O entendimento sobre os determinantes sociais das iniquidades em saúde, as fontes de estratificação social na sociedade e sua consequente vulnerabilidade a fatores de risco é essencial para o desenvolvimento de políticas públicas efetivas. Medidas preventivas duradouras devem promover a equidade em saúde, ou seja, reduzir o gradiente social na saúde com ações universais, porém, com maior intensidade para aqueles em maior desvantagem social e econômica (MARMOT, 2010; SHEIHAM et al., 2011). Este processo chamado Proporcionalismo Universal preconiza a equidade em saúde através da justiça social, conferindo possiblidade de ser saudável a grupos historicamente em desvantagem social/econômica (BRAVEMAN, 2014).

A Comissão Sobre os Determinantes Sociais em Saúde (2010) destaca as três principais abordagens para combater as iniquidades socioeconômicas. A primeira é a importância de estratégias contextuais específicas para lidar com determinantes estruturais e intermediários com objetivo de melhorar o contexto social onde as pessoas nascem, crescem, vivem, trabalham e envelhecem. A segunda é a necessidade de ações intersetoriais uma vez que os determinantes sociais são manejados por políticas que transcendem o setor saúde. Ações intersetoriais podem ser estratégias focadas na melhora da equidade em saúde através da educação, atenção a grupos em vulnerabilidade social e políticas intersetoriais orientadas para áreas geográficas que experimentam um contexto de vida marginalizado e frágil. A terceira abordagem é a participação da sociedade e o empoderamento para que os indivíduos se tornem protagonistas ativos de sua saúde. As pessoas têm o direito de participar ativamente da formação social e de políticas de saúde que afetam as suas vidas e, por isso, uma atenção especial deve ser conferida a grupos marginalizados e com falta de poder.
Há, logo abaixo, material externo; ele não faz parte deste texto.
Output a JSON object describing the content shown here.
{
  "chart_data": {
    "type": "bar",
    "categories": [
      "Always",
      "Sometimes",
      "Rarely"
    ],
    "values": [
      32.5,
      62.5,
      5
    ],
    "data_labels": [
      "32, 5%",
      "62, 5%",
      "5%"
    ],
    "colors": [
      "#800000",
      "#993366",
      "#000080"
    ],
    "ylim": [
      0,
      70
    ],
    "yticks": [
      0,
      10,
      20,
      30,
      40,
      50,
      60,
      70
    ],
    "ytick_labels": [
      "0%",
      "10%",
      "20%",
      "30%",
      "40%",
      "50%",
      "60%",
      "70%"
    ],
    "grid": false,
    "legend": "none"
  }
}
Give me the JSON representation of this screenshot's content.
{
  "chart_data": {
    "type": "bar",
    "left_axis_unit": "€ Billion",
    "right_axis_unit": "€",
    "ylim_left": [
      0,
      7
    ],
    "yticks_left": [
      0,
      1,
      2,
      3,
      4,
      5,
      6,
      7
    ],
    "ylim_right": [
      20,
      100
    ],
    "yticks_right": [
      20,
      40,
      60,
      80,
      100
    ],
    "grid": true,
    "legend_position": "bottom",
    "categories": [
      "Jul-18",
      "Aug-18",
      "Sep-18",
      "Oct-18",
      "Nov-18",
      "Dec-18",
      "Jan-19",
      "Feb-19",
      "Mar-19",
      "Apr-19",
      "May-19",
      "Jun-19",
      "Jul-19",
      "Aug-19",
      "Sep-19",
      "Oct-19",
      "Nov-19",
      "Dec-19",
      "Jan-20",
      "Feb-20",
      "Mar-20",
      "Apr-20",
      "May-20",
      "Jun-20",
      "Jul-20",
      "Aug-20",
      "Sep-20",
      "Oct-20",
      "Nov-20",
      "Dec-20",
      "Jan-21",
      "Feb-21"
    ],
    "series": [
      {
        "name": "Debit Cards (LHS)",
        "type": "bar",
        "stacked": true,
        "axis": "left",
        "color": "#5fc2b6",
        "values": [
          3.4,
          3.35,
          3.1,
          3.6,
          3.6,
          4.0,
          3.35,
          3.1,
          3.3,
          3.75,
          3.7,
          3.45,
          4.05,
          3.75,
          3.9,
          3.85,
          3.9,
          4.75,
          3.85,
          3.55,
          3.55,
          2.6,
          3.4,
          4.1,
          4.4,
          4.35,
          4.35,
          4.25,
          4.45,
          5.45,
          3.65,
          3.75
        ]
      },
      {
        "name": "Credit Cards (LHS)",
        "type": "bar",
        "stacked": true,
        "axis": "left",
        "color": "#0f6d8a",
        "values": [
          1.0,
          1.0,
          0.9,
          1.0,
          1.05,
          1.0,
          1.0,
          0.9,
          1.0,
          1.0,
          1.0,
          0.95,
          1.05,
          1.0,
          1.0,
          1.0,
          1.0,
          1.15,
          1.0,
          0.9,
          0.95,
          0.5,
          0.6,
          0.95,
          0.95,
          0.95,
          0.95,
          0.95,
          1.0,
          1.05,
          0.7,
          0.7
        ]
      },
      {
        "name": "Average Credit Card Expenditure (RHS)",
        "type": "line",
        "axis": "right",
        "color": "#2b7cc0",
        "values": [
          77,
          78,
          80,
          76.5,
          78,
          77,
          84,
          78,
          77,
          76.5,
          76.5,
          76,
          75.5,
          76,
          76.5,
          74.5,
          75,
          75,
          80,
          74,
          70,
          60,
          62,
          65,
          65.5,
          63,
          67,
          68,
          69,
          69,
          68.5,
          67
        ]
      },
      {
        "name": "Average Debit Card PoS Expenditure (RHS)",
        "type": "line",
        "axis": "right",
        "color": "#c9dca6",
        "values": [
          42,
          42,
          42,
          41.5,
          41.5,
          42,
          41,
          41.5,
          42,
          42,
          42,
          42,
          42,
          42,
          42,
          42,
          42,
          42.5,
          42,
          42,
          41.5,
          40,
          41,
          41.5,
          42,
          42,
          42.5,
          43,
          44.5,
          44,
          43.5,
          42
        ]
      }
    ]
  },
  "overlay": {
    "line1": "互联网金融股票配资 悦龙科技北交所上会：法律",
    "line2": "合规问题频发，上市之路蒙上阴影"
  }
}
Portanto, a mudança de paradigmas surge da necessidade em lidar com as causas mais distais das doenças e condições de saúde com o intuito de promover a saúde e tornar as sociedades mais igualitárias. Para tanto, é essencial detectar, compreender e propor estratégias para reduzir as iniquidades em saúde. Assim, futuras pesquisas interessadas na redução das iniquidades socioeconômicas devem considerar a interação de fatores sociais, psicológicos, ambientais, econômicos, culturais e políticos, além dos fatores biológicos.